Je me rappelais adolescent avoir visité les usines Renault et avoir éprouvé le choc du bruit assourdissant, des cadences infernales de certains ateliers. Il faut d’ailleurs visiter le petit pavillon qui rappelle dans une excellente pédagogie l’histoire de cette île de la Seine et la présence de Renault de 1929 à 1992.

Bravo au Département des Hauts-de-Seine, à la ville de Boulogne, et au consortium d’entreprises (Sodexho, Bouygues, TF1) qui ont mené à bien ce projet risqué. IMG_8559IMG_8557IMG_8561

Le complexe est aussi beau à l’extérieur qu’à l’intérieur.
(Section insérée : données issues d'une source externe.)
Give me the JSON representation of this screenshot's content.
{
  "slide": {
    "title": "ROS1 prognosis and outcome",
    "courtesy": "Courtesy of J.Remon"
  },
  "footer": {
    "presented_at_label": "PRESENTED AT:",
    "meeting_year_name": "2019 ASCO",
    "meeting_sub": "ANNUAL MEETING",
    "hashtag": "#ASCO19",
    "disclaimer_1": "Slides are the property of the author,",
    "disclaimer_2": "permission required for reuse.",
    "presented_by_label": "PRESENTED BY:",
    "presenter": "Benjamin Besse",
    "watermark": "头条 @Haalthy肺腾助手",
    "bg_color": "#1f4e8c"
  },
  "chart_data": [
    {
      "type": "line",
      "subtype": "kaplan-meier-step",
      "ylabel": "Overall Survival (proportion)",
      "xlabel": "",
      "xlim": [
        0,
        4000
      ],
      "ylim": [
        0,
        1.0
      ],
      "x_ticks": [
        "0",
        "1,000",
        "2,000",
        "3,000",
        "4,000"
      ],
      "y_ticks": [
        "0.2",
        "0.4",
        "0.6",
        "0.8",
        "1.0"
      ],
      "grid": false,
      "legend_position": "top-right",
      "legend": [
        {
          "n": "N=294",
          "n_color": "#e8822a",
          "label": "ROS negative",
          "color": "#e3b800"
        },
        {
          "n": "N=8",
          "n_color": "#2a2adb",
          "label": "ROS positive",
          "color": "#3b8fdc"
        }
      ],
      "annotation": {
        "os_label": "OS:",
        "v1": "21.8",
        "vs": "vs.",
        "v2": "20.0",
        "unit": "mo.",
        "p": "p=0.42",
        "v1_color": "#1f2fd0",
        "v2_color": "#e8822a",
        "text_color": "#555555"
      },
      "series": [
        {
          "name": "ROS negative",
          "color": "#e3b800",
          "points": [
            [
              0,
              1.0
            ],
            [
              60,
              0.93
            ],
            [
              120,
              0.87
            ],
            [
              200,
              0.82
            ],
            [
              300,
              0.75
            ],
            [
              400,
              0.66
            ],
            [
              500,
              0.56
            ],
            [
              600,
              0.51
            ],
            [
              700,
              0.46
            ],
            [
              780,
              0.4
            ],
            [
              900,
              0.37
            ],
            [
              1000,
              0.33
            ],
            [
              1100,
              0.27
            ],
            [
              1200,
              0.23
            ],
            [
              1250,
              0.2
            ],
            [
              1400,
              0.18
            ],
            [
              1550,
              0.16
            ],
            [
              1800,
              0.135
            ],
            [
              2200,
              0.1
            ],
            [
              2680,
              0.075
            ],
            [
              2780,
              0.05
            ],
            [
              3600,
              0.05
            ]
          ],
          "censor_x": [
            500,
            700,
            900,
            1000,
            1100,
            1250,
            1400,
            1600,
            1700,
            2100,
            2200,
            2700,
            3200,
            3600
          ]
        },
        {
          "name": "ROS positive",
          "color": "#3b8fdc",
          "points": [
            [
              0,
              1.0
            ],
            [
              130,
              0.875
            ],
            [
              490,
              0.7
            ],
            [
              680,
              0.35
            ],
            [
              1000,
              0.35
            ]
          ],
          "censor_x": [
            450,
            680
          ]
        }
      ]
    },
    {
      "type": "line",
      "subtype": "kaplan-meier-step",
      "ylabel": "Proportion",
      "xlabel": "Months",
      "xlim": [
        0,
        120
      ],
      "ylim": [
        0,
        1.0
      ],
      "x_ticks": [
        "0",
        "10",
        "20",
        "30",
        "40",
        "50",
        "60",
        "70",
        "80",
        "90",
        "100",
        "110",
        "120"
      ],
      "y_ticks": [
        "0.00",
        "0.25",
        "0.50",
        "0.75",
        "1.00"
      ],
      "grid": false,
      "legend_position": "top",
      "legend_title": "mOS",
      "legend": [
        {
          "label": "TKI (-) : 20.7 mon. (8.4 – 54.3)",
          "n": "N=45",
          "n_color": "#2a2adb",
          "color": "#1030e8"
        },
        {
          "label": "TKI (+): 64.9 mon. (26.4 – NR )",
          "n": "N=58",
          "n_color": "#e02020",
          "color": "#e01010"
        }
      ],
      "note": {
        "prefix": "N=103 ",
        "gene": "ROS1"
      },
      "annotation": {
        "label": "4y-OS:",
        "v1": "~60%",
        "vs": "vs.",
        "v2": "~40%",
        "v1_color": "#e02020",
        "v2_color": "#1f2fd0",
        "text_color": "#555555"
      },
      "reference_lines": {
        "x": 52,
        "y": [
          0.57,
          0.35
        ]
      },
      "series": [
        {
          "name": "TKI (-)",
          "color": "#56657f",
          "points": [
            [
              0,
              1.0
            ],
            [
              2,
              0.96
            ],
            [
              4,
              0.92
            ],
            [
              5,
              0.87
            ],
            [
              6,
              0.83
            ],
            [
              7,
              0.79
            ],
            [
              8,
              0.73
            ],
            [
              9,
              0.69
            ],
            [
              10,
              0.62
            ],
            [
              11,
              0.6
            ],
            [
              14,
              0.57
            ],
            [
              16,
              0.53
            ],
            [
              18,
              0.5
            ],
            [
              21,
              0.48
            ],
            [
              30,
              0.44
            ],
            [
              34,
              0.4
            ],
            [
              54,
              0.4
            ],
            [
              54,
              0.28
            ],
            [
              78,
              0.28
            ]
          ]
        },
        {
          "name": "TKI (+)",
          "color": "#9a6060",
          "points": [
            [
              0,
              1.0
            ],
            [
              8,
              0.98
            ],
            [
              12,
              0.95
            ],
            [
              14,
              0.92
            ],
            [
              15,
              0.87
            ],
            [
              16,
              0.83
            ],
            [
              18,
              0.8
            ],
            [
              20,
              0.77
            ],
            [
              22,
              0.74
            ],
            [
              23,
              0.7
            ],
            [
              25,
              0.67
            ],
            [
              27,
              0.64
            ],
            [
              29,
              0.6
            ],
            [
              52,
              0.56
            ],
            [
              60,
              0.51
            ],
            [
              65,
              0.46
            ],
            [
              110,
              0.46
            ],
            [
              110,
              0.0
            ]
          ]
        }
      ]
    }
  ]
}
Mais c’est évidemment l’acoustique de l’auditorium d’une part, l’aspect de la Grande Seine d’autre part qui attisaient toutes les curiosités.

Pour moi, la troisième inauguration en trois ans ! Quelle capitale au monde peut s’enorgueillir d’avoir ouvert coup sur coup trois salles de concert ? D’abord l’auditorium de la Maison de la Radio en novembre 2014, puis la Philharmonie en janvier 2015.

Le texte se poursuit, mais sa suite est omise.